The above description of one embodiment of the invention is offered for illustrative purposes only and should not be interpreted in a limiting sense. For example, more or less than ten pairs of slots and collection cavities could be used without departing from the scope of the invention. Also, blending apparatus made in accordance with the invention is not restricted to blending nuclear fuel particles but is also useful in other unrelated areas of technology where uniform blending of small particles is necessary.

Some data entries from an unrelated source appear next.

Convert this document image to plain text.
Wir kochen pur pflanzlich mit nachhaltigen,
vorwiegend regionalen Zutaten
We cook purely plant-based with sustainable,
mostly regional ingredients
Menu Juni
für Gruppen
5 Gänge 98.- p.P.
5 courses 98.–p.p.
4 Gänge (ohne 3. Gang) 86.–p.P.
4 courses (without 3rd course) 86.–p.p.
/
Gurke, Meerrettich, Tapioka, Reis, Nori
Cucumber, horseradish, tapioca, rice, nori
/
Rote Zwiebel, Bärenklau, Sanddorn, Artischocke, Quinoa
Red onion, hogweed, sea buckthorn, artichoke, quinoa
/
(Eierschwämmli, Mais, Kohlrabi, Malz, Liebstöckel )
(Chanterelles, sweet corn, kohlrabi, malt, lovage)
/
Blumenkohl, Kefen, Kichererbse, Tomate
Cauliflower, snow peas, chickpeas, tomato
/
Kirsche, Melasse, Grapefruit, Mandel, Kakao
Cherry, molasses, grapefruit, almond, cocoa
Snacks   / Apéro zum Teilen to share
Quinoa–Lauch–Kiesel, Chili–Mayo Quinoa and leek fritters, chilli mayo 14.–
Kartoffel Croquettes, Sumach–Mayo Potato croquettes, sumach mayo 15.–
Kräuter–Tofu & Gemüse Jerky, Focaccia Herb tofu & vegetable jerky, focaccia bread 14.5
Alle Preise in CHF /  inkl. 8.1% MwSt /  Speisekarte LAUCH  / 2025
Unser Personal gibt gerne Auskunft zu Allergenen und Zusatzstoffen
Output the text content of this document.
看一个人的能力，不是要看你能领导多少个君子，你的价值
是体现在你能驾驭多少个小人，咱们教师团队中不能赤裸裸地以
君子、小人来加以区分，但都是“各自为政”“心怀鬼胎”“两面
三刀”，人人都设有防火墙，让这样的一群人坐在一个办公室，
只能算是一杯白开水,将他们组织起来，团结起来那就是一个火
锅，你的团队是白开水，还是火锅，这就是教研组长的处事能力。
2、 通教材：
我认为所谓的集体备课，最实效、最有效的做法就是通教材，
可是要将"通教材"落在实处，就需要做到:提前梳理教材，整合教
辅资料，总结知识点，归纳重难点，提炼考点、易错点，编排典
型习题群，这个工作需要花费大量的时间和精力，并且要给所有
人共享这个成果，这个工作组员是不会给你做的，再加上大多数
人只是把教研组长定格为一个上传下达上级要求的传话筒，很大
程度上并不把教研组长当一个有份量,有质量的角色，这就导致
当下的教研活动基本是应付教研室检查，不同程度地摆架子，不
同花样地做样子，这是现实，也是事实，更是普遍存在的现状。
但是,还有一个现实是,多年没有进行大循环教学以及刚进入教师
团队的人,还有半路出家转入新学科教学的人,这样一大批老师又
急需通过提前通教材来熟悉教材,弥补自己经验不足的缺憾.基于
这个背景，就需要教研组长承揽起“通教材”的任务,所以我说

It is intended, rather, that the invention be limited only by the scope of the appended claims.

Claims

What is claimed is:

1. Apparatus for blending particles and uniformly loading the blended particles in a receptacle comprising:

a. a funnel-shaped radial mixing member having a larger particle-receiving end and a smaller particle-discharge end, said mixing member having its axis vertically oriented with its larger end disposed above the smaller end;

b. a particle splitter cone having an upwardly extending apex disposed coaxially with and immediately below said radial mixing member;

c. a housing defining a multiplicity of wedge-shaped vanes, said vanes engaging the surface of said cone to define a multiplicity of particle flow passageways spaced about said cone;

d. a base disposed below said cone defining

i. a multiplicity of open collection cavities spaced in a circular array, each of said collection cavities being open to and in gravimetric flow communication with said particle flow passageways;

ii. a multiplicity of discharge ports open to the bottom surface of said base, said discharge ports each being in communication with respective collection cavities in said multiplicity of collection cavities;

e. means for closing and sequentially opening said discharge ports whereby only one of said collection cavities can be unloaded at a time, and whereby the contents of said collection cavities can be unloaded in a sequential order; and

f. means for passing blended particles discharged from said collection cavities to a receptacle.

2. The apparatus of claim 1 wherein said means for closing and sequentially opening said discharge ports comprises a valve plate disposed in sliding contact with the bottom surface of said base, said valve plate defining a multiplicity of apertures positioned to sequentially align with said discharge ports as said valve plate is displaced laterally.

3. The apparatus of claim 1 wherein said particle flow passageways are of equal size and are uniformly spaced about said cone.

4. The apparatus of claim 2 wherein the apertures in said valve plate are positioned to sequentially align with discharge ports on opposite sides of said splitter cone.

5. Apparatus for blending particles and uniformly loading the blended particles in a receptacle comprising:

a. a funnel-shaped radial mixing member having a larger particle-receiving end and a smaller particle-discharge end, said mixing member having its axis vertically oriented with its larger end disposed above its smaller end;

b. a particle splitter cone having an upwardly extending apex disposed coaxially with and immediately below said radial mixing member, the base portion of said cone having a slotted cylindrical periphery comprising a multiplicity of uniformly spaced slots of equal size;

c. a base disposed below and supporting said cone defining:

i. a multiplicity of collection cavities spaced in a circular array, each of said collection cavities being open to and in gravimetric flow communication with respective slots in the base portion of said splitter cone; and

ii. a multiplicity of discharge ports open to the bottom surface of said base, said discharge ports each being in communication with respective collection cavities in said multiplicity of collection cavities;

d. a valve plate disposed in sliding contact with the bottom surface of said base, said valve plate defining a multiplicity of apertures positioned to sequentially align with said discharge ports as said valve plate is displaced laterally whereby only one of said collection cavities can be unloaded at a time, and whereby the contents of said collection cavities can be unloaded in a sequential order; and

e. means for passing blended particles discharged from said collection cavities to a receptacle.